Pourtant, l'écriture est d'une grande richesse. Les personnages, le background, la peinture d'une société réduite à la primitivité trouvent leur place dans la ritournelle narrative hyperactive et creuse de Mad Max Fury Road. Dans ce surplus d'action, à la limite de l'overdose d'adrénaline, point de place pour les explications. Une scène en début de film résume tout avec virtuosité et efficacité : Immortan Joe, élevé au rang de dieu immortel, contrôlant la population prolétaire par l'eau, tandis que lui, ses proches et ses sbires, jouissent de privilèges. L'homme post apocalyptique retourné à son état primitif, emprunte comme premier processus de civilisation l’adoration divine stupide. Retour au début, nouveau déclanchement du cycle de civilisation, qui passe, comme l’a déjà démontré Norbert Elias, par une régression de la violence sociale. Le propos n’est pas nouveau, mais Mad Max Fury Road reprend le flambeau avec malice, tant le chemin vers un retour à la société moderne semble long, et en même temps si proche (voir les innombrables véhicules, entre huttes primitives et bolides surpuissants). Les sbires de Joe, eux aussi englués dans l’adoration divine aveugle, le suivent avec docilité, certains d'atteindre l'immortalité promise. Mais Joe est également le détonateur narratif, celui qui daigne, dans sa bienveillance, laisser le récit exister, et le film déployer toute sa panoplie spectaculaire.

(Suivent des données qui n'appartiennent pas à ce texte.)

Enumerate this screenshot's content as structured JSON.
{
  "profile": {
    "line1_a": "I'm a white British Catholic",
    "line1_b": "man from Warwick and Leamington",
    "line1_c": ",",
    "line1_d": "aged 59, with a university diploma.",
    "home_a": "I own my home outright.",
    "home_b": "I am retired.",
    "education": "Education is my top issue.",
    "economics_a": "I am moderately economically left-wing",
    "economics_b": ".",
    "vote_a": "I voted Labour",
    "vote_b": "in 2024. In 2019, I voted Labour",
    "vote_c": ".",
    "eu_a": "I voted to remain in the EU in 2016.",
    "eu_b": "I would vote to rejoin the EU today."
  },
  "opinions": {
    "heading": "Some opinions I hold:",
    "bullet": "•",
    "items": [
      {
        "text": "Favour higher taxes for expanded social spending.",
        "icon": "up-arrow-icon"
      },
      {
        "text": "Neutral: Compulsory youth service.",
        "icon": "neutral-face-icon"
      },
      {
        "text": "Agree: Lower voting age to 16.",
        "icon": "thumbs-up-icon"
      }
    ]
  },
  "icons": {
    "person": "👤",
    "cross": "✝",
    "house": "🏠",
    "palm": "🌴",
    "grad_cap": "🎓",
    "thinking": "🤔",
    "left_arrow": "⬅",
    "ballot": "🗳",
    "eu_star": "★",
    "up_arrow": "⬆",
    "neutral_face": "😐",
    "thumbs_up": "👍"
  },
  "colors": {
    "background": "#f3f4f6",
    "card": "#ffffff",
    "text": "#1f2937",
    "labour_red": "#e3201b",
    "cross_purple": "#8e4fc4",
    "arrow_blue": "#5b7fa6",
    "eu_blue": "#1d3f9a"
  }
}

C'est comme si on l'entendait hurler, « Je vous le dis mes frères, dans ce montage effréné, dans cette folle course poursuite, chaque plan, chaque personnage, chaque détail diégétique, aura son heure de gloire et son utilité dans le récit : l'arbre, le guitariste, le gros pied, le moteur, le sable, l'eau, la fureur, le bruit. » Chacun entraîné, aspiré dans cette route infinie, dont l'intérêt même est de toujours enregistrer un mouvement. Mouvement infaillible, indéfectible, quitte à générer des invraisemblances scénaristiques : pourquoi Furiosa n'a pas détaché l'essence quand les Bikers le demandaient? Pourquoi les héros ne contournent-ils pas les montagnes pour éviter le conflit avec les poursuivants (il y avait de l'essence pour 160 jours) ? Evidemment, tout simplement pour perpétuer la logique du mouvement.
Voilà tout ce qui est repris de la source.